High systolic pressure damages the walls of arteries. There are also other consequences downstream in the very small arteries that feed oxygen and nutrients to the organs of the body. They are subjected to a faster moving pulse of blood at a higher pressure, which rapidly falls away.
This means they’re pulled and stretched more vigorously with each beat, and that disturbs their function. Damage to small arteries in the brain can cause multiple tiny strokes, the cause of many cases of dementia.
Damage to arteries in the kidney results in impaired function. As the kidney has an important role in regulating blood pressure in the rest of the body, a vicious cycle can be established where high blood pressure begets more high blood pressure, and more kidney damage leads to kidney failure.
The most vulnerable part of our arteries is the inner lining of their walls. This plays a vital function, acting as a barrier between the blood stream and the wall of the artery as well as controlling the function of the muscle layer of the wall.

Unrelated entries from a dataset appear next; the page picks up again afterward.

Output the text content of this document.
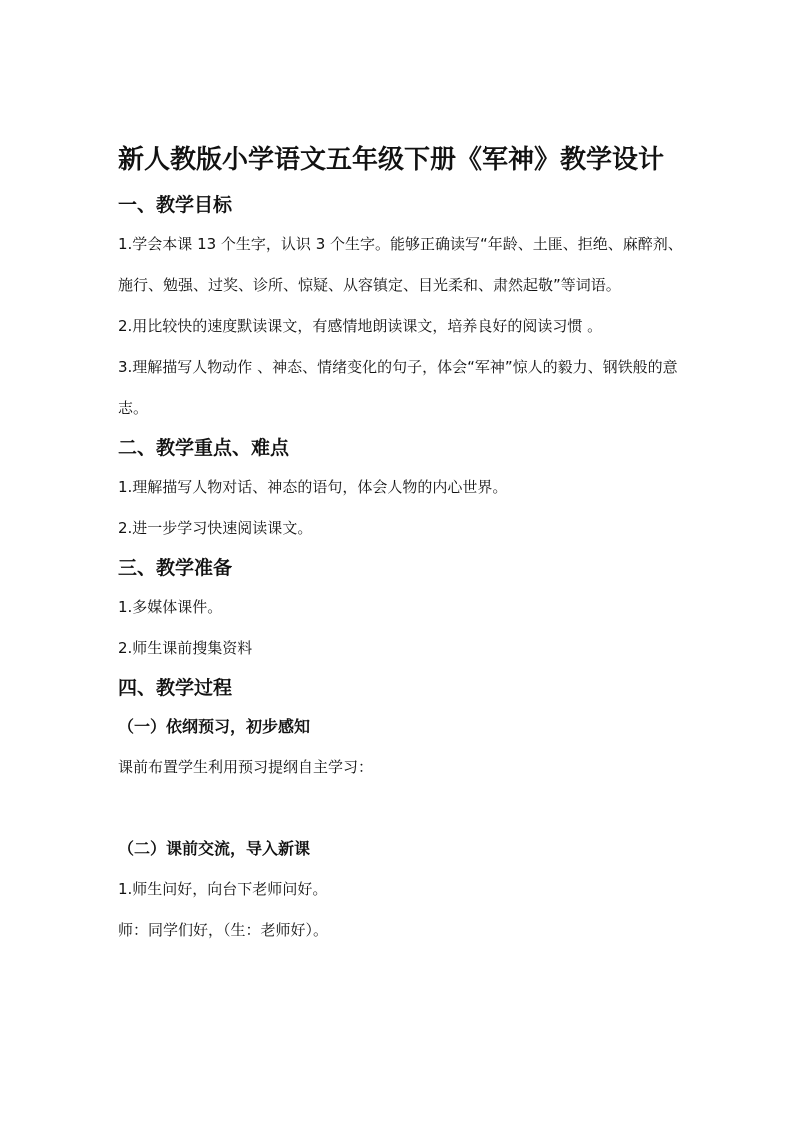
新人教版小学语文五年级下册《军神》教学设计
一、教学目标

1.学会本课 13 个生字，认识 3 个生字。能够正确读写“年龄、土匪、拒绝、麻醉剂、施行、勉强、过奖、诊所、惊疑、从容镇定、目光柔和、肃然起敬”等词语。

2.用比较快的速度默读课文，有感情地朗读课文，培养良好的阅读习惯 。

3.理解描写人物动作 、神态、情绪变化的句子，体会“军神”惊人的毅力、钢铁般的意志。

二、教学重点、难点

1.理解描写人物对话、神态的语句，体会人物的内心世界。

2.进一步学习快速阅读课文。

三、教学准备

1.多媒体课件。

2.师生课前搜集资料

四、教学过程
（一）依纲预习，初步感知

课前布置学生利用预习提纲自主学习：

（二）课前交流，导入新课

1.师生问好，向台下老师问好。

师：同学们好，（生：老师好）。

This widens or narrows the artery in accord with the oxygen needs of the organs of the body.
If they are damaged by tobacco smoke, a poor diet, diabetes or other risk factors, this barrier function can be lost, allowing the various ingredients of atherosclerosis to accumulate in the wall.
Atherosclerosis in the coronary arteries causes narrowing which can progress to blockage. Age is not necessarily the problem here but these build up over time and the longer the exposure to these damaging factors the more likely heart disease will emerge.
This is the underlying cause of most heart disease in the community.
As collagen is the major structural protein in the ageing heart, it is stiffer. Heart muscle cells are not replaced as quickly as they are lost. This less elastic heart does not fill as well, may not empty as well and therefore does not pump as well.
Heart failure is when the pumping ability has fallen to the extent the blood supply to the body is insufficient to meet the needs of daily living. Fortunately this only occurs after the vast reserve capacity of the healthy heart has been overcome.
Another consequence of these changes is that the electrical impulses the heart generates to activate each beat travel less efficiently across the heart. This is a cause of atrial fibrillation, a form of irregular heart beat that can lead to stroke, especially in older people.
Ageing of our cells is a lifelong race between production of new cells and loss of the old. As we get older the loss due to self-inflicted damage or acute disease challenges the replacement systems.
This is one of several natural processes that provide a ticking clock for our heart muscle. Staying physically and mentally active, being aware of the things that damage your arteries and having regular heart checks is the way to healthy ageing.